Hugo Nyamé

Personal information
- Full name: Hugo Claude Patrick Nyamé
- Date of birth: 16 April 1986 (age 40)
- Place of birth: Douala, Cameroon
- Height: 1.83 m (6 ft 0 in)
- Position: Goalkeeper

Team information
- Current team: Royal AM
- Number: 16

Senior career*
- Years: Team / Apps / (Gls)
- 2007–2014: Les Astres
- 2015: Botafogo
- 2016–2017: Progresso do Sambizanga / 26 / (0)
- 2018–2019: Royal Eagles / 42 / (0)
- 2019–2020: Real Kings / 21 / (05)
- 2020–2023: Royal AM / 68 / (0)

International career^{‡}
- 2013–2016: Cameroon / 10 / (0)

= Hugo Nyamé =

Cameroonian footballer

Hugo Nyamé (born 13 April 1986) is a Cameroonian footballer who plays as a goalkeeper for Royal AM in the Premier Soccer League.
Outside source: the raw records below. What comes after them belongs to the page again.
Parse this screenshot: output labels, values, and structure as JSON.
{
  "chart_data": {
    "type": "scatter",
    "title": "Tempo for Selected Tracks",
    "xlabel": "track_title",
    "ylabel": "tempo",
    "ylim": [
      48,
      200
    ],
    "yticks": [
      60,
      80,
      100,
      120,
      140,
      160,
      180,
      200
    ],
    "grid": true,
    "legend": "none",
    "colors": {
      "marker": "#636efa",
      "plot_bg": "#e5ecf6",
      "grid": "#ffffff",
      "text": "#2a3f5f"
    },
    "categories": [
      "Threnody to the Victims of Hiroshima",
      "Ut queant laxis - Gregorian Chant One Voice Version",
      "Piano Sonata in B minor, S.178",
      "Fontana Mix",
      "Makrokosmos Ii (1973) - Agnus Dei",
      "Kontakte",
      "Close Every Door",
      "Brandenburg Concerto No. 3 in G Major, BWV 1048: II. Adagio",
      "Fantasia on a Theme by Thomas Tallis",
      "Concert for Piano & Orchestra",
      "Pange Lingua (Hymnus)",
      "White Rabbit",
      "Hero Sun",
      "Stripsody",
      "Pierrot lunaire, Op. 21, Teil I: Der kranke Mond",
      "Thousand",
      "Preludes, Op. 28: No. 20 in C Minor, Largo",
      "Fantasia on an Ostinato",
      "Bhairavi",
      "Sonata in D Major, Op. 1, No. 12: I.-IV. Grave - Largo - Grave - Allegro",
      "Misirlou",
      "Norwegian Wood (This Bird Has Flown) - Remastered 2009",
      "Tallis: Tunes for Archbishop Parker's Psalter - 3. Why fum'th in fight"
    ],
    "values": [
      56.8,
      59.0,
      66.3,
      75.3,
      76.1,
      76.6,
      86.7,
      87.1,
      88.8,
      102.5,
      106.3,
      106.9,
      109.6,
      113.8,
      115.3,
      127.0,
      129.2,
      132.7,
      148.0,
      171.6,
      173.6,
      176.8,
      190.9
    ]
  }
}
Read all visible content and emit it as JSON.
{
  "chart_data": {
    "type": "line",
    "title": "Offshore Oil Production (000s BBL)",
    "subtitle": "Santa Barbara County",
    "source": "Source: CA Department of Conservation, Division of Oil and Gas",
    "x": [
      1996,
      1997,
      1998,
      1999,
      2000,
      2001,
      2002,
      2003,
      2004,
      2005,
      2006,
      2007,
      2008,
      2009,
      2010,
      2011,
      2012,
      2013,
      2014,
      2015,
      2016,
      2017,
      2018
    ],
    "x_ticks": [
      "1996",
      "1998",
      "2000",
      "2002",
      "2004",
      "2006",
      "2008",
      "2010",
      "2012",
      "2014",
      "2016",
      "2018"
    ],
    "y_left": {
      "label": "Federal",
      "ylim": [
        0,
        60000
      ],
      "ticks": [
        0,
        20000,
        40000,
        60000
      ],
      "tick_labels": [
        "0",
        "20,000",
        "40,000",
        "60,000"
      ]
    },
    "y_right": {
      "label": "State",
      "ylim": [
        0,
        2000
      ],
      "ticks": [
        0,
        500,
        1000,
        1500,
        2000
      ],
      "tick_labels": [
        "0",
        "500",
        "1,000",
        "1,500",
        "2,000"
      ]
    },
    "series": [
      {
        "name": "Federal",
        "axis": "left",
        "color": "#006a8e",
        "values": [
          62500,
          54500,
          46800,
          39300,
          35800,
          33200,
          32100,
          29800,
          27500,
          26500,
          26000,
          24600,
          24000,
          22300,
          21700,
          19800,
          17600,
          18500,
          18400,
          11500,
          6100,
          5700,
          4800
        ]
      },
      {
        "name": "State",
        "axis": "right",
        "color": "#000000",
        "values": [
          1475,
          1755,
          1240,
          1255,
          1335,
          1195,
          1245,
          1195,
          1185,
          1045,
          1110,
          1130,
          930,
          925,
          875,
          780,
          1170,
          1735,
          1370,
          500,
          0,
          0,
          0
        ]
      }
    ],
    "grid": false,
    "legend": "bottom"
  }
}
As a young player, he had a stint in Russia, but went home to Douala and played several seasons for Les Astres.

He made his international debut at the unofficial CEMAC tournament in 2010. Between 2013 and 2016 he was capped 10 times, including at the 2016 African Nations Championship. Nyamé received criticism for the match where Cameroon was eliminated by the Ivory Coast, with comparisons being drawn to Charles Itandje who had conceded nine goals at the 2014 World Cup.